At the same time, Japanese manufacturers will not leave China en masse in the near future. In part, this is because China now consumes a quarter of all Japanese exports and accounts for almost 10 percent of cumulative Japanese outbound investment globally ($82.5 billion by 2011, $6.8 billion of which came in 2011 alone). Japanese companies operating in China now derive the majority of their revenue selling to Chinese consumers.

More troublesome for countries like the Philippines looking to poach some manufacturing business from China is manufacturers' dependence on China's unparalleled parts processing and sourcing systems. Japanese manufacturers are deeply embedded in Chinese supply chains and rely on the ability of those chains to source a wide variety of parts quickly and efficiently. Shifting operations to a country like the Philippines may reduce foreign firms' overhead, but until the Philippines develops the infrastructure necessary to support broader business-to-business sourcing, such a move carries inherent risks to business continuity — especially in an island country ill-equipped to manage natural disasters. Inexorably rising costs in coastal China make some degree of relocation either to interior China or emerging economies in the region inevitable. But any wholesale alteration to the geography of Japanese investments abroad will be both costly and time-consuming.

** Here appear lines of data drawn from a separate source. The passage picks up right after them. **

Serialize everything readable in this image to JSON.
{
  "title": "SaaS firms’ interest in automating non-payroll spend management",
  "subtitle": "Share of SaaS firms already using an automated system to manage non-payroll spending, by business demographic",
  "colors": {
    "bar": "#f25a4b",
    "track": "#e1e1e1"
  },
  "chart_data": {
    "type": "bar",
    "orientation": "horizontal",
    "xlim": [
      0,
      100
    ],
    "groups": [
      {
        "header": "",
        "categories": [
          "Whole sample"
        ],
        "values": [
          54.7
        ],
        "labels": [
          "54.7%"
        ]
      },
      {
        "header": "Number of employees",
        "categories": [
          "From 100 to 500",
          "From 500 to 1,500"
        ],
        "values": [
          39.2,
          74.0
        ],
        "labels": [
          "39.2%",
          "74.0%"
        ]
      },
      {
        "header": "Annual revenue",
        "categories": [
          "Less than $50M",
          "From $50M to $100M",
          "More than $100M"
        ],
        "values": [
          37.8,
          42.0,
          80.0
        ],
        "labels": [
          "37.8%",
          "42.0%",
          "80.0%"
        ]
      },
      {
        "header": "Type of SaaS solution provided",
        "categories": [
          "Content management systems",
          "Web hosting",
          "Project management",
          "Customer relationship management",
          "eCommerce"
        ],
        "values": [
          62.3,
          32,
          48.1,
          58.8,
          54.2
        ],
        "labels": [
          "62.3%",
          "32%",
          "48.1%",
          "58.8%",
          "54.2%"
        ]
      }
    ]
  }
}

Adding to the challenge is the fact that many of these countries lack the basic infrastructure hardware to sustain large-scale manufacturing outside a handful of cities like Jakarta, Surabaya, Manila or Hanoi. In the past year, as rising costs and slowing demand in China have triggered substantial foreign capital flight, Indonesia and the Philippines have begun outlining plans for comprehensive power and transport infrastructure development in an effort to attract more foreign investment. Meanwhile, foreign firms looking to gain a foothold in new potential markets have raised investment in these countries in everything from manufacturing to building local metals and minerals processing capacity to developing electricity and telecommunications networks.

These countries lag far behind China and the "Asian Tigers," and any effort to effectively develop national transport or power infrastructure will require regulatory consolidation and political willpower far beyond what Indonesia and the Philippines have thus far shown. But ultimately, what they lack in infrastructure, they make up for in demographics. The Chinese workforce has reached its peak; in the coming decades, the number of working-age men and women will shrink dramatically as the population ages. The Philippines, by contrast, is not expected to reach its demographic peak for another 30 years, making it highly attractive as a potential producer for aging, labor-poor but capital-rich countries like Japan.

In the meantime, however, China, Japan and the region as a whole will have to contend with the widespread consequences of China's passage out of a three-decade old economic arrangement built on low-cost, low value-added manufacturing for export in coastal Chinese cities. This model made China the workshop of the world but it is no longer economically viable, and has not been for several years despite Beijing's strenuous efforts to keep manufacturers afloat through a combination of tax incentives, subsidies, price controls on raw materials and import/export tariff reductions.

Beijing, for its part, has worked to prepare for the inevitable shift of low-end manufacturing away from coastal urban centers by developing transport and power generation networks in interior provinces and encouraging coastal producers to shift up the value-added chain. But while it is recognized that low-end manufacturing will gradually move elsewhere, and that this in turn will necessitate structural rebalancing in the Chinese economy, it remains unclear how this process will play out politically and socially, both within China and throughout the region.